Databases might be ok, but again the latency may not be acceptable for the applications that use them.
The Web-based servers would likely work fine in a cloud-based environment out-of-the-box (Wordpress, Moodle, etc.) but if they're dependent on core services that at this point only reside within the campus network, you'll need to look at replication or securely accessing these services remotely (which you'll have to do anyways in the form of a private cloud and VPN tunnelling).
And a big cloud misnomer is that people expect their software and services to behave differently just because they're "in the cloud" when unless your services stack has been optimized to take advantage of the distributed architecture that the cloud offers, you will experience single points of failure when an instance goes down.
Of course there's always software licensing that may or may not pose an additional hurdle.

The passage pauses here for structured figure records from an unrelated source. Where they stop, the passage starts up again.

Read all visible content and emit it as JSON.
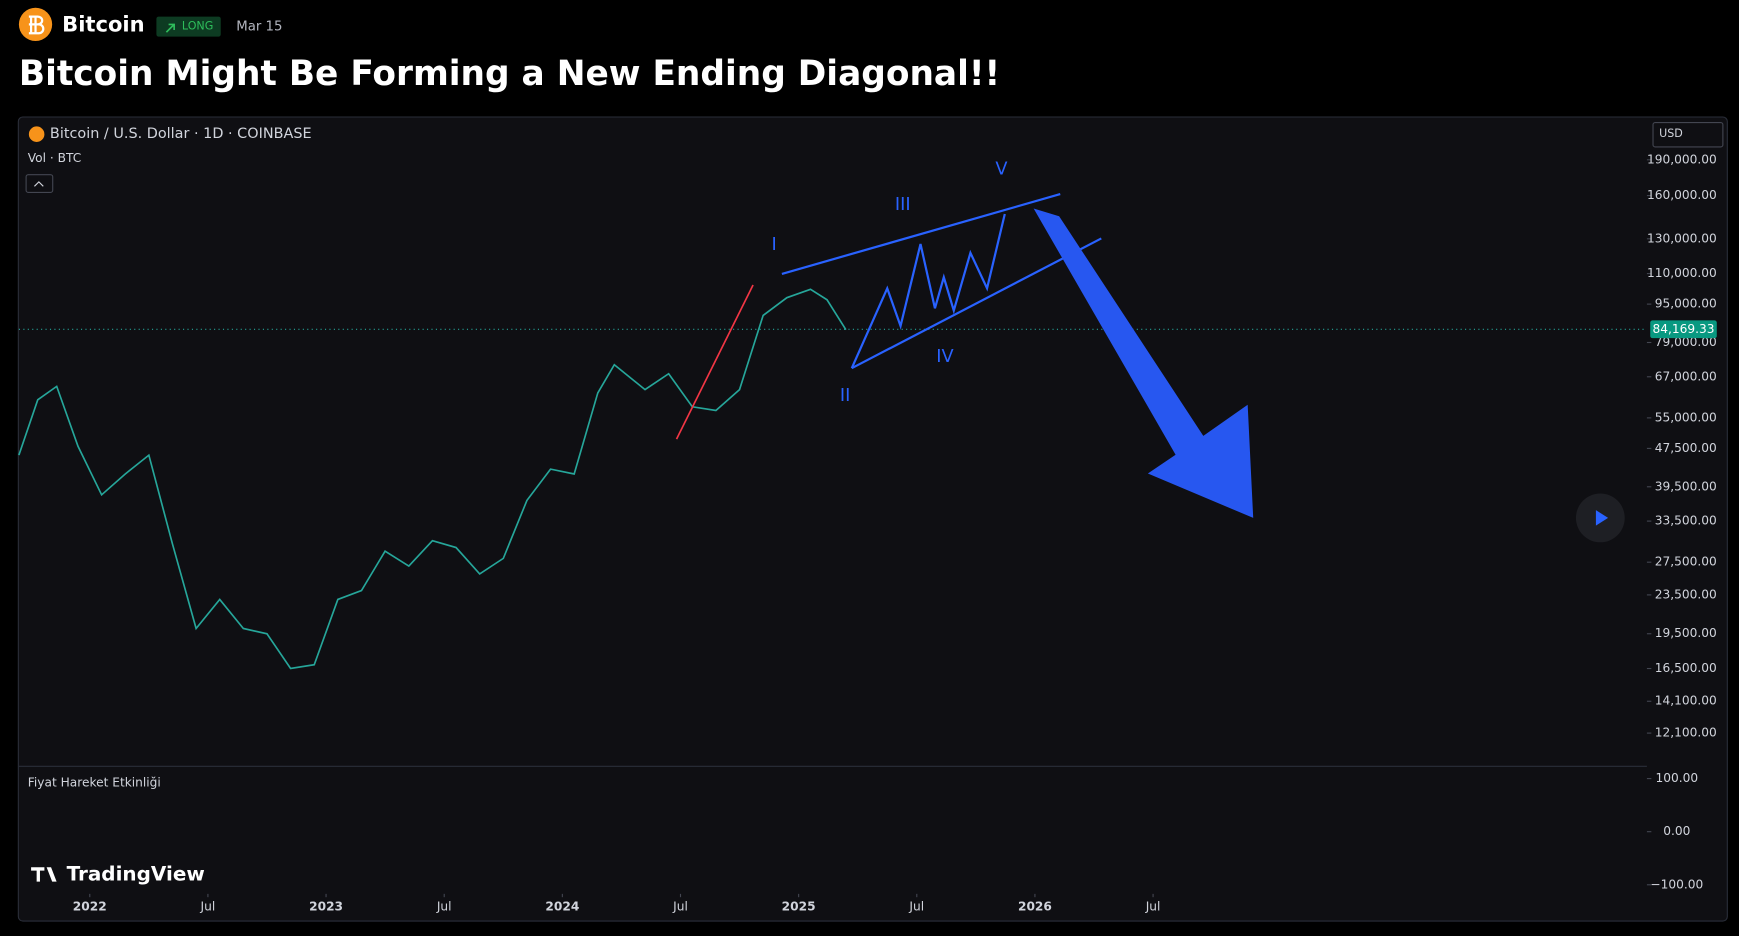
{
  "header": {
    "asset": "Bitcoin",
    "position": "LONG",
    "date": "Mar 15",
    "title": "Bitcoin Might Be Forming a New Ending Diagonal!!"
  },
  "chart_data": {
    "type": "line",
    "symbol": "Bitcoin / U.S. Dollar · 1D · COINBASE",
    "volume_label": "Vol · BTC",
    "currency": "USD",
    "brand": "TradingView",
    "log_scale": true,
    "color": "#26a69a",
    "x": [
      2021.7,
      2021.78,
      2021.86,
      2021.95,
      2022.05,
      2022.15,
      2022.25,
      2022.35,
      2022.45,
      2022.55,
      2022.65,
      2022.75,
      2022.85,
      2022.95,
      2023.05,
      2023.15,
      2023.25,
      2023.35,
      2023.45,
      2023.55,
      2023.65,
      2023.75,
      2023.85,
      2023.95,
      2024.05,
      2024.15,
      2024.22,
      2024.35,
      2024.45,
      2024.55,
      2024.65,
      2024.75,
      2024.85,
      2024.95,
      2025.05,
      2025.12,
      2025.2
    ],
    "values": [
      46000,
      60000,
      64000,
      48000,
      38000,
      42000,
      46000,
      30000,
      20000,
      23000,
      20000,
      19500,
      16500,
      16800,
      23000,
      24000,
      29000,
      27000,
      30500,
      29500,
      26000,
      28000,
      37000,
      43000,
      42000,
      62000,
      71000,
      63000,
      68000,
      58000,
      57000,
      63000,
      90000,
      98000,
      102000,
      97000,
      84000
    ],
    "xlim": [
      2021.7,
      2028.59
    ],
    "xticks": [
      2022,
      {
        "value": 2022.5,
        "label": "Jul"
      },
      2023,
      {
        "value": 2023.5,
        "label": "Jul"
      },
      2024,
      {
        "value": 2024.5,
        "label": "Jul"
      },
      2025,
      {
        "value": 2025.5,
        "label": "Jul"
      },
      2026,
      {
        "value": 2026.5,
        "label": "Jul"
      }
    ],
    "ylim": [
      10370,
      234000
    ],
    "yticks": [
      {
        "value": 190000,
        "label": "190,000.00"
      },
      {
        "value": 160000,
        "label": "160,000.00"
      },
      {
        "value": 130000,
        "label": "130,000.00"
      },
      {
        "value": 110000,
        "label": "110,000.00"
      },
      {
        "value": 95000,
        "label": "95,000.00"
      },
      {
        "value": 79000,
        "label": "79,000.00"
      },
      {
        "value": 67000,
        "label": "67,000.00"
      },
      {
        "value": 55000,
        "label": "55,000.00"
      },
      {
        "value": 47500,
        "label": "47,500.00"
      },
      {
        "value": 39500,
        "label": "39,500.00"
      },
      {
        "value": 33500,
        "label": "33,500.00"
      },
      {
        "value": 27500,
        "label": "27,500.00"
      },
      {
        "value": 23500,
        "label": "23,500.00"
      },
      {
        "value": 19500,
        "label": "19,500.00"
      },
      {
        "value": 16500,
        "label": "16,500.00"
      },
      {
        "value": 14100,
        "label": "14,100.00"
      },
      {
        "value": 12100,
        "label": "12,100.00"
      }
    ],
    "last_price": {
      "value": 84169.33,
      "label": "84,169.33"
    },
    "annotations": [
      "I",
      "II",
      "III",
      "IV",
      "V"
    ],
    "indicator": {
      "title": "Fiyat Hareket Etkinliği",
      "ylim": [
        -115,
        121
      ],
      "yticks": [
        {
          "value": 100,
          "label": "100.00"
        },
        {
          "value": 0,
          "label": "0.00"
        },
        {
          "value": -100,
          "label": "−100.00"
        }
      ]
    }
  }
}
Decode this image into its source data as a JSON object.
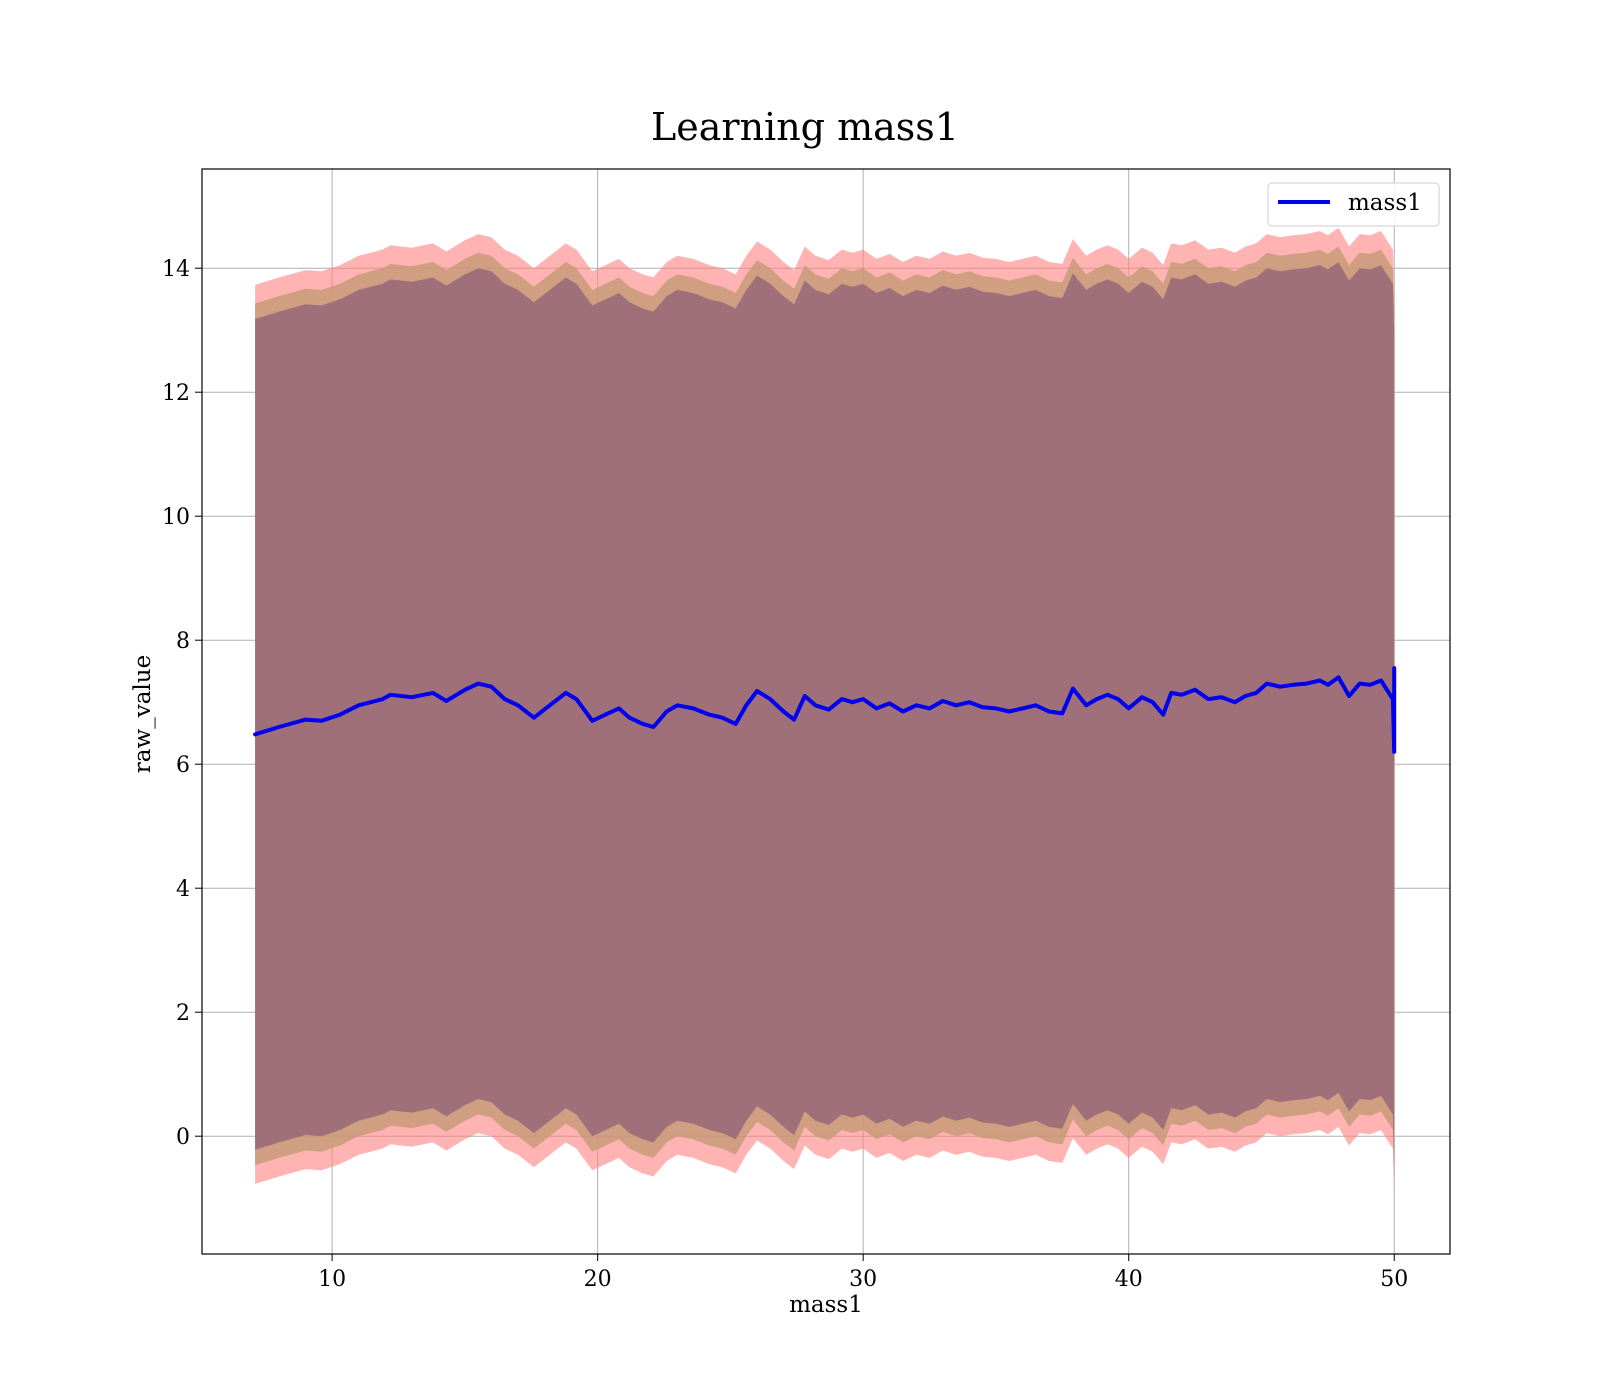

And obviously there's the privacy of information and the safeguarding of said information that may or may not exist on these non-critical services that might get your legal counsel in a tizzy.
And you still have to improve your recovery/continuity of your core services: that's the real root issue here, isn't it? And add to the fact that your core services will now include redundant, prioritized, high-quality Internet connectivity because without that, your cloud services are effectively useless.
The amount of work just determining whether or not any of these "non-critical" services (and it may be non-critical to you, but to another department, may be their most important; service-level agreements might be a good thing here if you don't have any in place already) will be a successful cloud candidate is non-trivial.
The good thing is that you'll be doing a healthy inventory/discovery of your IT infrastructure (which is always beneficial) to determine what you can or cannot do (or at least pilot). And since you're only spending money on cloud run-time fees, your pilot does not require a big outlaying of cash.
I really like EC2 for disaster recovery, but I'm always skeptical about moving big chunks of infrastructure onto it. What I really love EC2 for is DR -- copying everything critical. If you really lay the planning groundwork, you can have your operating systems on EC2 and locally. If your IT building goes up in a glorious blaze, you can turn on a bunch of EC2 instances, repoint your DNS, and start serving. Beauty is that when they're offline, they cost nothing more than static storage fees.
If you really do it right, you can turn on systems in either location as needed. That also allows you to experiment freely and easily use the least expensive systems.
Where you're a campus, you can go really big with the DR tactic. I don't know the semantics of it for dealing with Amazon, but many colleges are toting around a Class B address space. You can kick out a BGP route for a class C that is reserved for mirrored services. If your web server is in that address space, anything on campus or directly connected will route to the campus machine, and anything that finds Amazon closer will route there. (as of Mar. 2010, this wasn't possible. It was highly requested, and may or may not be possible now). In fact, you could actually establish that strictly on campus without BGP routes if you focus only on your internal routing tables.
There's no doubt that this provides added complexity, but it will definitely make you very resilient.